Initial observation on BaseX 6.0 release - BaseX-Talk - mailman.uni-konstanz.de

10 Jan 2010


      I've been looking forward to the new release because I really want to 
use an XQuery Fulltext system for a search engine for a reasonably 
large (200,000 printed page equivalent) XML structured text-oriented 
database. However, my initial test, on a large fraction of the total 
database (certainly over 120,000 pages printed equivalent) yields 
disappointing results.
The XML schema is roughly based on Docbook, so it is not unusual. 
Most of the actual text is within PARA elements.
My test query was:
//para[. ftcontains "sumter"]
On a dual quad Xeon system the query took about 28 seconds to run. 
This is completely unusable in my context.
I am pretty sure I know the reason for the poor performance. The 
derived query plan resolves to:
<QueryPlan>
   <IterPath>
     <Root/>
     <IterStep axis="descendant" test="*:para">
       <FTContains>
         <Context/>
         <FTWords>sumter</FTWords>
       </FTContains>
     </IterStep>
   </IterPath>
</QueryPlan>
Now, there are *millions* of PARA elements in the database - but not 
so many (hundreds) of references to the word "sumter".  And this is 
by no means an uncommon XML structure for a text-oriented system.
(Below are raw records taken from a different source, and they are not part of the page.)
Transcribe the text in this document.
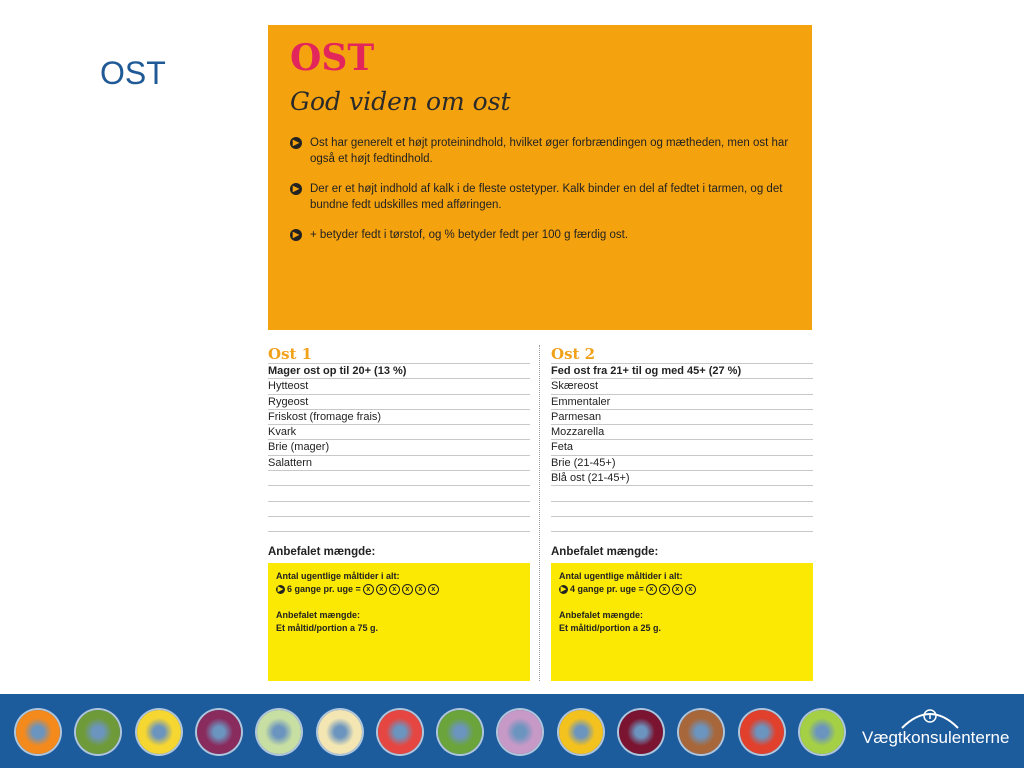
OST	OST
God viden om ost
▶ Ost har generelt et højt proteinindhold, hvilket øger forbrændingen og mætheden, men ost har også et højt fedtindhold.
▶ Der er et højt indhold af kalk i de fleste ostetyper. Kalk binder en del af fedtet i tarmen, og det bundne fedt udskilles med afføringen.
▶ + betyder fedt i tørstof, og % betyder fedt per 100 g færdig ost.
Ost 1
Mager ost op til 20+ (13 %)
Hytteost
Rygeost
Friskost (fromage frais)
Kvark
Brie (mager)
Salattern
Anbefalet mængde:
Antal ugentlige måltider i alt:
▶ 6 gange pr. uge = x	x	x	x	x	x
Anbefalet mængde:
Et måltid/portion a 75 g.
Ost 2
Fed ost fra 21+ til og med 45+ (27 %)
Skæreost
Emmentaler
Parmesan
Mozzarella
Feta
Brie (21-45+)
Blå ost (21-45+)
Anbefalet mængde:
Antal ugentlige måltider i alt:
▶ 4 gange pr. uge = x	x	x	x
Anbefalet mængde:
Et måltid/portion a 25 g.
Vægtkonsulenterne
The problem is obvious. There are an absolutely enormous number of 
PARA elements and very few actual text hits. The IterStep is 
evidently hitting every single PARA element. The query optimization 
should be checking the fulltext search index and using those results 
as an initial filter. Then the IterStep over PARAs from that filtered 
set would be highly productive.
Is there a way to get that kind of (properly) optimized query from 
the system, or is this hopelessly built into the current architecture?
I do hope that I get some kind of response this time, because at 
least two previous queries on earlier releases of BaseX went unanswered.